Types of electric car charging cable modes 

Modes of operation are a little different to plug/connector design, as they affect what these are capable of. There is no set standard for carmakers to follow, so it is up to them to decide which, if any, are included with the cars they sell. In total, there are four modes but motorists are only likely to encounter two of them.

Before moving on, it is important to note that electric cars come with their own onboard computers to manage the charging process, as do most charging points.

While covered in greater depth below, the mode of charging referrers to a charging system’s (whether that be a cable, cable and wall-box or any other collection of equipment) intelligence when it comes to putting power into a battery pack. Some cables do nothing more than connect a power source to a battery, while more advanced options will make sure just the right about of voltage and current is reaching the battery.

Mode 1 

Mode 1 is a veyr simple prospect. You are merely connecting a car to the mains using a wire, with no method of controlling current/voltage drawn or utilising any extra safety features. Chances are motorists will never come across Mode 1 chargers.

Mode 2 

Mode 2 cables build upon Mode 1 to provide more safety and control. They feature some inline circuitry to help communicate with the car and dictate how much current is being pumped into the battery pack - they normally connect your car to a traditional three-pin UK plug as well.

Mode 3

Mode 3 is when things start to get clever, allowing the car and charging point to talk to one another. What this means is that electric cars can instruct the charging point to turn off the power when the battery is fully charged and also allow the car to evaluate a charging point's capacity - changing the speed with which the car will be charged. Typically, these are wall-box type units.

Mode 4 

Mode 4 is reserved for something called DC fast charging aka rapid charging. These tap into beefier power supplies and through a combination of the electronics in the charging station and the electric car being charged, so they add extra charge to the car's battery at quite some rate.

It is only really Mode 2 charging which uses a cable that has circuitry in between both ends of the cable. The rest either do without or rely on larger electronics at both ends of the cable, such as a wall-box.

What is a tethered electric car charging station?

A tethered electric car charging station provides the cable needed to charge your car – assuming of course it has a suitable connector. Contrastingly, an untethered unit is one where you need to provide your own cable. Therefore, if you don't have the right cable with you, you won't be able to charge your car.
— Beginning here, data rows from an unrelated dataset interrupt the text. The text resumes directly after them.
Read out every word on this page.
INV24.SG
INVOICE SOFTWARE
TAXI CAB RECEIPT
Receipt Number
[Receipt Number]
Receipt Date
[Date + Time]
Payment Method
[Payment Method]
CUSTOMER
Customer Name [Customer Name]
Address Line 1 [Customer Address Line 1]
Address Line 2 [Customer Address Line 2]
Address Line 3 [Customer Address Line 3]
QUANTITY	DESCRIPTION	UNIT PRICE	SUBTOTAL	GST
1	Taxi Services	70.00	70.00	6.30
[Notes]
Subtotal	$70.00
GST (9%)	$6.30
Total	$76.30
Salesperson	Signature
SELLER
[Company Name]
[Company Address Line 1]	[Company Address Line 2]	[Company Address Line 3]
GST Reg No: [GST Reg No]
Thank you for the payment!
Electric cars and their cables

 

Make 

Model

Connector Type(s)

Audi

e-tron

Type 2 and CCS

BMW

i3

Type 2 and CCS

Hyundai

Kona Electric

Type 2 and CCS

Jaguar 

I Pace

Type 2 and CCS

Kia

e-Niro

Type 2 and CCS

Nissan

Leaf

Type 2 and CHAdeMO

Renault

Zoe

Type 2

Tesla 

Model 3

Type 2 and Tesla Type 2

Tesla 

Model S

Type 2 and CCS

Electric car cable and connector myth-busting

If there was one thing sure to infuriate drivers when charging their electric car, it would be cable theft, or someone unplugging your car. Fortunately, manufacturers recognise this and lock cables in place once plugged in and the car is locked – anyone telling you otherwise is scaremongering.
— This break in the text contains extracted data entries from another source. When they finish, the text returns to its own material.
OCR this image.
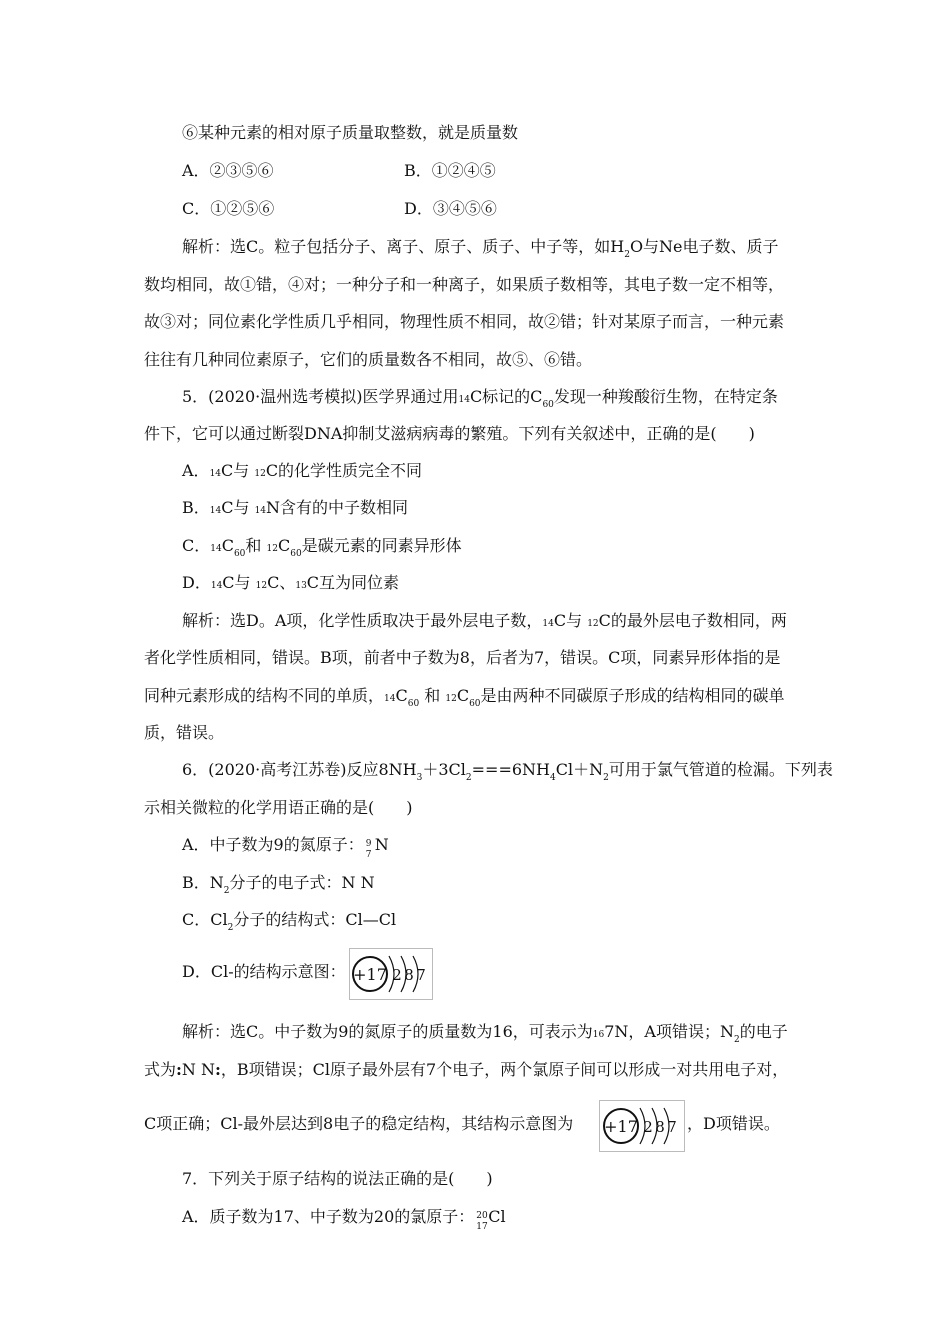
⑥某种元素的相对原子质量取整数，就是质量数
A．②③⑤⑥	B．①②④⑤
C．①②⑤⑥	D．③④⑤⑥
解析：选C。粒子包括分子、离子、原子、质子、中子等，如$H_2O$与Ne电子数、质子
数均相同，故①错，④对；一种分子和一种离子，如果质子数相等，其电子数一定不相等，
故③对；同位素化学性质几乎相同，物理性质不相同，故②错；针对某原子而言，一种元素
往往有几种同位素原子，它们的质量数各不相同，故⑤、⑥错。
5．(2020·温州选考模拟)医学界通过用14C标记的$C_{60}$发现一种羧酸衍生物，在特定条
件下，它可以通过断裂DNA抑制艾滋病病毒的繁殖。下列有关叙述中，正确的是(　　)
A．14C与 12C的化学性质完全不同
B．14C与 14N含有的中子数相同
C．$14C_{60}$和 $12C_{60}$是碳元素的同素异形体
D．14C与 12C、13C互为同位素
解析：选D。A项，化学性质取决于最外层电子数，14C与 12C的最外层电子数相同，两
者化学性质相同，错误。B项，前者中子数为8，后者为7，错误。C项，同素异形体指的是
同种元素形成的结构不同的单质，$14C_{60}$ 和 $12C_{60}$是由两种不同碳原子形成的结构相同的碳单
质，错误。
6．(2020·高考江苏卷)反应$8NH_3+3Cl_2===6NH_4Cl+N_2$可用于氯气管道的检漏。下列表
示相关微粒的化学用语正确的是(　　)
A．中子数为9的氮原子： 9
7
N
B．$N_2$分子的电子式：N N
C．$Cl_2$分子的结构式：Cl—Cl
D．Cl-的结构示意图： +17 2 8 7
解析：选C。中子数为9的氮原子的质量数为16，可表示为167N，A项错误；$N_2$的电子
式为:N N:，B项错误；Cl原子最外层有7个电子，两个氯原子间可以形成一对共用电子对，
C项正确；Cl-最外层达到8电子的稳定结构，其结构示意图为 +17 2 8 7 ，D项错误。
7．下列关于原子结构的说法正确的是(　　)
A．质子数为17、中子数为20的氯原子： 20
17
Cl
In the past topping up reusable AA batteries involved the risk of overcharging your batteries. However, electric cars are a little more complicated. Their onboard circuitry is there to protect the complex electronics, making sure they don’t overcharge and charge at an appropriate rate for the external conditions – batteries need to charge slower in the cold, for instance. As a result, you shouldn't need to worry unduly about causing serious damage to your car by charging regularly.